Northern Illinois University, The Jeffrey & Kimberly Yordon Academic & Athletic Performance Center

Northern Illinois University, The Jeffrey & Kimberly Yordon Academic & Athletic Performance Center

With March Madness right around the corner, college basketball fans are gearing up for weekends chalked full of buzzer beaters, amazing shots and the excitement only a win or go home format can bring. However, what about the student-athletes competing in these events while also keeping up their class work? What demands are they facing from professors while fans cheer their every move?

When I first arrived on campus as your average college student, I was told, “If you go to class, it doesn’t really matter how you do on the assignments. You will learn and the professors will pass you.” This adage proved to be true for most courses—going to class facilitated learning and helped me make the grade.
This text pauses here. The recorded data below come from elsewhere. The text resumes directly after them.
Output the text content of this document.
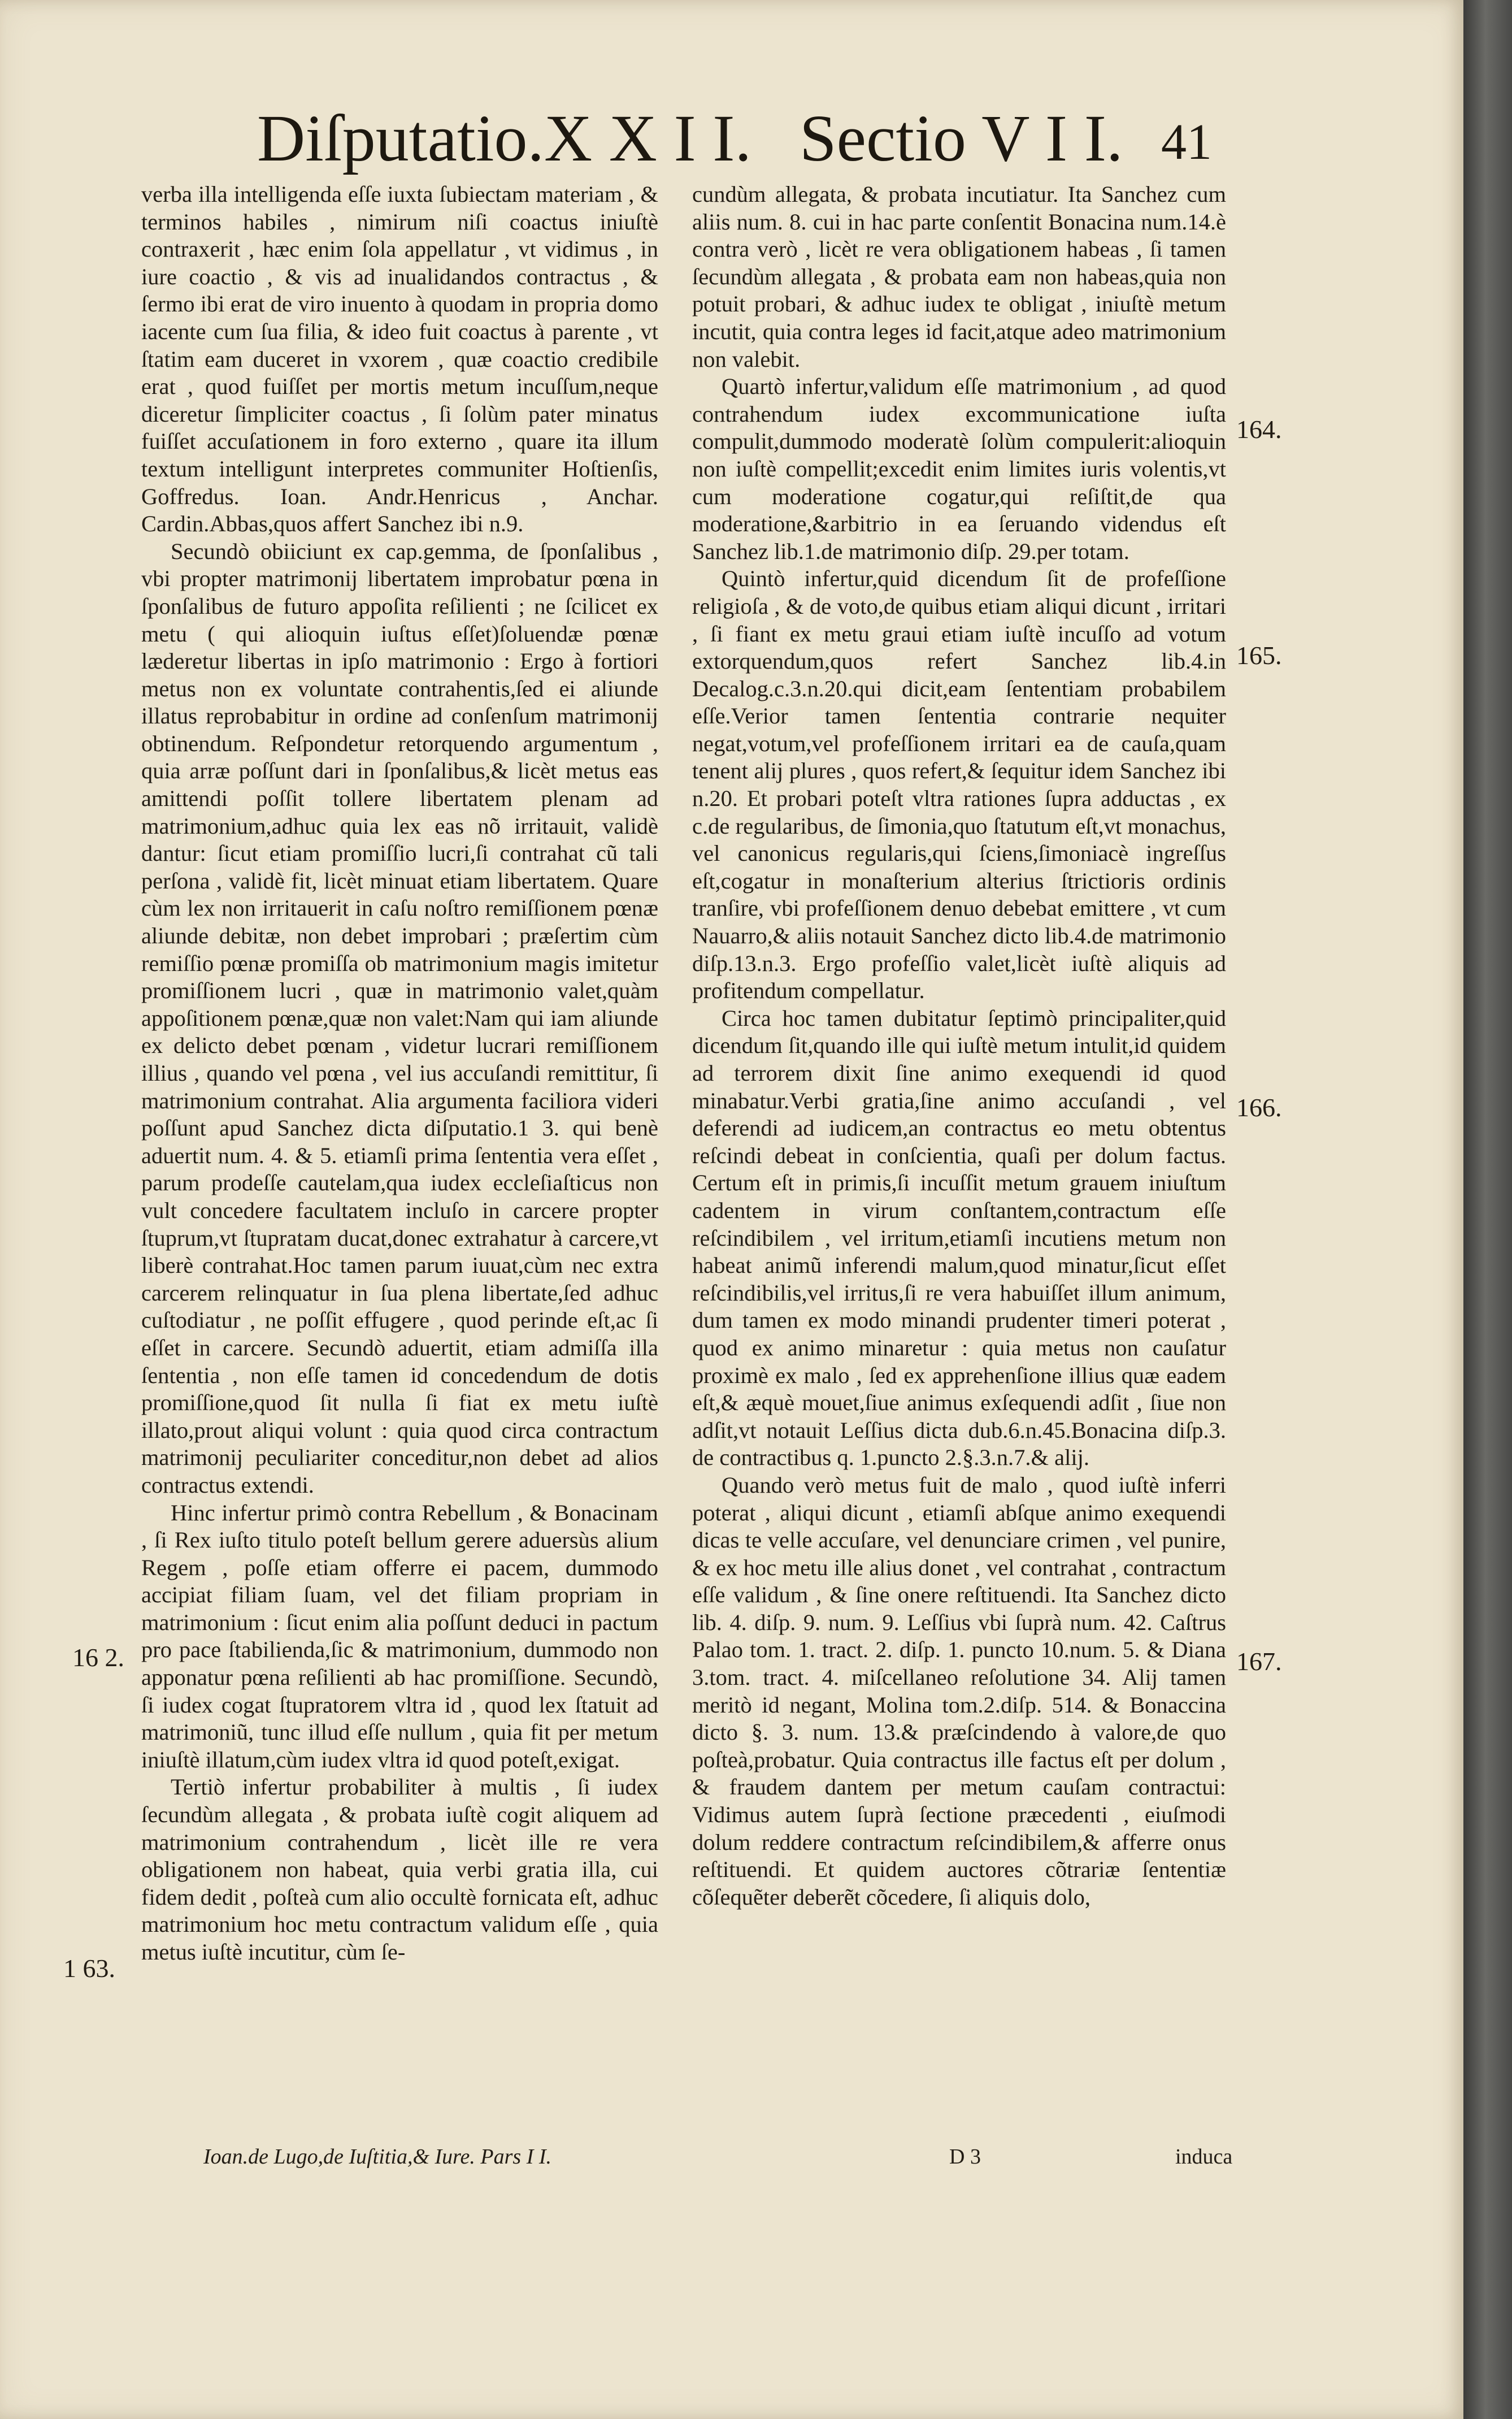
Diſputatio.X X I I. Sectio V I I. 41

verba illa intelligenda eſſe iuxta ſubiectam materiam , & terminos habiles , nimirum niſi coactus iniuſtè contraxerit , hæc enim ſola appellatur , vt vidimus , in iure coactio , & vis ad inualidandos contractus , & ſermo ibi erat de viro inuento à quodam in propria domo iacente cum ſua filia, & ideo fuit coactus à parente , vt ſtatim eam duceret in vxorem , quæ coactio credibile erat , quod fuiſſet per mortis metum incuſſum,neque diceretur ſimpliciter coactus , ſi ſolùm pater minatus fuiſſet accuſationem in foro externo , quare ita illum textum intelligunt interpretes communiter Hoſtienſis, Goffredus. Ioan. Andr.Henricus , Anchar. Cardin.Abbas,quos affert Sanchez ibi n.9.

Secundò obiiciunt ex cap.gemma, de ſponſalibus , vbi propter matrimonij libertatem improbatur pœna in ſponſalibus de futuro appoſita reſilienti ; ne ſcilicet ex metu ( qui alioquin iuſtus eſſet)ſoluendæ pœnæ læderetur libertas in ipſo matrimonio : Ergo à fortiori metus non ex voluntate contrahentis,ſed ei aliunde illatus reprobabitur in ordine ad conſenſum matrimonij obtinendum. Reſpondetur retorquendo argumentum , quia arræ poſſunt dari in ſponſalibus,& licèt metus eas amittendi poſſit tollere libertatem plenam ad matrimonium,adhuc quia lex eas nõ irritauit, validè dantur: ſicut etiam promiſſio lucri,ſi contrahat cũ tali perſona , validè fit, licèt minuat etiam libertatem. Quare cùm lex non irritauerit in caſu noſtro remiſſionem pœnæ aliunde debitæ, non debet improbari ; præſertim cùm remiſſio pœnæ promiſſa ob matrimonium magis imitetur promiſſionem lucri , quæ in matrimonio valet,quàm appoſitionem pœnæ,quæ non valet:Nam qui iam aliunde ex delicto debet pœnam , videtur lucrari remiſſionem illius , quando vel pœna , vel ius accuſandi remittitur, ſi matrimonium contrahat. Alia argumenta faciliora videri poſſunt apud Sanchez dicta diſputatio.1 3. qui benè aduertit num. 4. & 5. etiamſi prima ſententia vera eſſet , parum prodeſſe cautelam,qua iudex eccleſiaſticus non vult concedere facultatem incluſo in carcere propter ſtuprum,vt ſtupratam ducat,donec extrahatur à carcere,vt liberè contrahat.Hoc tamen parum iuuat,cùm nec extra carcerem relinquatur in ſua plena libertate,ſed adhuc cuſtodiatur , ne poſſit effugere , quod perinde eſt,ac ſi eſſet in carcere. Secundò aduertit, etiam admiſſa illa ſententia , non eſſe tamen id concedendum de dotis promiſſione,quod ſit nulla ſi fiat ex metu iuſtè illato,prout aliqui volunt : quia quod circa contractum matrimonij peculiariter conceditur,non debet ad alios contractus extendi.

Hinc infertur primò contra Rebellum , & Bonacinam , ſi Rex iuſto titulo poteſt bellum gerere aduersùs alium Regem , poſſe etiam offerre ei pacem, dummodo accipiat filiam ſuam, vel det filiam propriam in matrimonium : ſicut enim alia poſſunt deduci in pactum pro pace ſtabilienda,ſic & matrimonium, dummodo non apponatur pœna reſilienti ab hac promiſſione. Secundò, ſi iudex cogat ſtupratorem vltra id , quod lex ſtatuit ad matrimoniũ, tunc illud eſſe nullum , quia fit per metum iniuſtè illatum,cùm iudex vltra id quod poteſt,exigat.

Tertiò infertur probabiliter à multis , ſi iudex ſecundùm allegata , & probata iuſtè cogit aliquem ad matrimonium contrahendum , licèt ille re vera obligationem non habeat, quia verbi gratia illa, cui fidem dedit , poſteà cum alio occultè fornicata eſt, adhuc matrimonium hoc metu contractum validum eſſe , quia metus iuſtè incutitur, cùm ſe-

cundùm allegata, & probata incutiatur. Ita Sanchez cum aliis num. 8. cui in hac parte conſentit Bonacina num.14.è contra verò , licèt re vera obligationem habeas , ſi tamen ſecundùm allegata , & probata eam non habeas,quia non potuit probari, & adhuc iudex te obligat , iniuſtè metum incutit, quia contra leges id facit,atque adeo matrimonium non valebit.

Quartò infertur,validum eſſe matrimonium , ad quod contrahendum iudex excommunicatione iuſta compulit,dummodo moderatè ſolùm compulerit:alioquin non iuſtè compellit;excedit enim limites iuris volentis,vt cum moderatione cogatur,qui reſiſtit,de qua moderatione,&arbitrio in ea ſeruando videndus eſt Sanchez lib.1.de matrimonio diſp. 29.per totam.

Quintò infertur,quid dicendum ſit de profeſſione religioſa , & de voto,de quibus etiam aliqui dicunt , irritari , ſi fiant ex metu graui etiam iuſtè incuſſo ad votum extorquendum,quos refert Sanchez lib.4.in Decalog.c.3.n.20.qui dicit,eam ſententiam probabilem eſſe.Verior tamen ſententia contrarie nequiter negat,votum,vel profeſſionem irritari ea de cauſa,quam tenent alij plures , quos refert,& ſequitur idem Sanchez ibi n.20. Et probari poteſt vltra rationes ſupra adductas , ex c.de regularibus, de ſimonia,quo ſtatutum eſt,vt monachus, vel canonicus regularis,qui ſciens,ſimoniacè ingreſſus eſt,cogatur in monaſterium alterius ſtrictioris ordinis tranſire, vbi profeſſionem denuo debebat emittere , vt cum Nauarro,& aliis notauit Sanchez dicto lib.4.de matrimonio diſp.13.n.3. Ergo profeſſio valet,licèt iuſtè aliquis ad profitendum compellatur.

Circa hoc tamen dubitatur ſeptimò principaliter,quid dicendum ſit,quando ille qui iuſtè metum intulit,id quidem ad terrorem dixit ſine animo exequendi id quod minabatur.Verbi gratia,ſine animo accuſandi , vel deferendi ad iudicem,an contractus eo metu obtentus reſcindi debeat in conſcientia, quaſi per dolum factus. Certum eſt in primis,ſi incuſſit metum grauem iniuſtum cadentem in virum conſtantem,contractum eſſe reſcindibilem , vel irritum,etiamſi incutiens metum non habeat animũ inferendi malum,quod minatur,ſicut eſſet reſcindibilis,vel irritus,ſi re vera habuiſſet illum animum, dum tamen ex modo minandi prudenter timeri poterat , quod ex animo minaretur : quia metus non cauſatur proximè ex malo , ſed ex apprehenſione illius quæ eadem eſt,& æquè mouet,ſiue animus exſequendi adſit , ſiue non adſit,vt notauit Leſſius dicta dub.6.n.45.Bonacina diſp.3. de contractibus q. 1.puncto 2.§.3.n.7.& alij.

Quando verò metus fuit de malo , quod iuſtè inferri poterat , aliqui dicunt , etiamſi abſque animo exequendi dicas te velle accuſare, vel denunciare crimen , vel punire, & ex hoc metu ille alius donet , vel contrahat , contractum eſſe validum , & ſine onere reſtituendi. Ita Sanchez dicto lib. 4. diſp. 9. num. 9. Leſſius vbi ſuprà num. 42. Caſtrus Palao tom. 1. tract. 2. diſp. 1. puncto 10.num. 5. & Diana 3.tom. tract. 4. miſcellaneo reſolutione 34. Alij tamen meritò id negant, Molina tom.2.diſp. 514. & Bonaccina dicto §. 3. num. 13.& præſcindendo à valore,de quo poſteà,probatur. Quia contractus ille factus eſt per dolum , & fraudem dantem per metum cauſam contractui: Vidimus autem ſuprà ſectione præcedenti , eiuſmodi dolum reddere contractum reſcindibilem,& afferre onus reſtituendi. Et quidem auctores cõtrariæ ſententiæ cõſequẽter deberẽt cõcedere, ſi aliquis dolo,

16 2.
1 63.
164.
165.
166.
167.
Ioan.de Lugo,de Iuſtitia,& Iure. Pars I I.	D 3	induca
Yet with the travel and training demands of many student-athletes, class cannot always be attended. While most of these absences are excused and known about well in advance, arrangements must be made for make-up work and equivalent assignments.

While I firmly believe in the mission of the student-athlete, this is one area where they are at a disadvantage to other students. For example, a team participating NCAA tournament this past year could miss at minimum 12 days of class if the team reaches the finals, all over the span of three weeks. That doesn’t even take into account the conference tournament (which for the Big East could be five days of missed class) and regular season travels.

So when I read articles like those written by the Associated Press that lament the amount of money invested in student-athlete academic services, I remember the extraordinary circumstances in which these students must learn. While some can adjust to the schedule of missing class, others struggle to make the adjustment to college-level work while adjusting to the lack of professorial instruction, especially when faculty office hours conflict with practice times.

These student-athletes are deserving of the money invested into them through the university and the exclusive student-athlete academic service buildings and staff. After all, they face a different set of circumstances than most other students.

February 18, 2009 - Posted by | Academic Support, Uncategorized |


  1. Great points Taylor. As arguably the most visible and most effective marketing tool for Universities around the country, college athletic departments have an enormous amount of pressure placed on them and in turn, so do their student-athletes. Through all of the time commitments, such as conference and national tournaments, student-athletes should not have to make excuses for all the money invested in ensuring their academic success. If Universities expect success on the field and the court, they need to make sure that their student-athletes are taken care of in the classroom as well.

    Comment by Ryan Schoop | February 19, 2009 | Reply

  2. I’m kind of on the fence about this topic and I certainly see the value and need in investing in academic services.

    However, does there really need to be huge new capital expenditures to accomplish academic support? The vast majority of institutions already have academic support units on-campus. Can individuals specifically working with student-athletes be part of this group? Can they be housed in the same area?

    In fact, I think the funding for academic support services should come from the University and not athletics. When a student enrolls on-campus with a need for extra academic support, the University has programs to help that student. So, why should the athletic dept have to pay for the needed academic support for student-athletes?

    Comment by Heather Lawrence | February 21, 2009 | Reply

  3. Part of the problem is what Randy Shoop is saying–we are asking too much of these of these athletes and it is virtually impossible for them to be students, so we overcompensate and in many cases present only an opportunity at a quasi education while pursuing the almight dollar. While the myth is these centers enhance education, there is simply no evidence or data that the palaces that are being created now are better than utilizing regular academic services available to other students. Having separate, palatial facilities like this only serve as being part of the arms race and yes they are there to “take care” of the athletes usually in the form of eligibility maintenance in predetermined curriculums to reach an APR number instead of access to a real education (see Texas A&M where almost 80% of football and men’s basketball players are in poultry science and in the words of Antoine Wright on 60 minutes–“I didn’t want to know nothing about those chickens”)–just so they can be able to play and generate the almighty dollar for programs that barely or don’t even make a profit (see Florida State and if anyone thinks Bobby Bowden and his staff didn’t know what was going on with this music class and the athletic academic advisors–I have some swampland in Vegas for you).

    Centers like this are simply not needed and further leads to the unhealthy separation of athletes from the general student body, presents a huge unneeded capital expenditure, and contributes to what is wrong with college athletics, not what is right. My own research, in a hopefully soon to be published article–demonstrates that most academically capable athletes do not even use these centers as they are able to take charge of their own academic progress. These facilities are being built for the few–those who have no interest in education and those who are forced by threat of a lost scholarship etc. to stay in a major they have no interest in. Something is wrong with this picture.

    At a minimum these services must be under the control of an academic unit and not athletics where the end game goals are usually two different things eligibility v. education.

    Plus I disagree that while athletics is visible–the data is paltry showing it is the most effective marketing tool for the university. Most students do not attend a school because of athletics, successful programs do not increase donations, quality of applications, or marketability of a university overall (See Knight Commission Robert Frank Report and the NCAA’s own Orzsag Report) other than a short term spike i.e any gains touted by Boise and George Mason are things you do not hear about now because it quickly flatlined. There might be some short term gain to the athletic department but any gains are usually flushed down the drain by the arms race and often come at the expense of academics.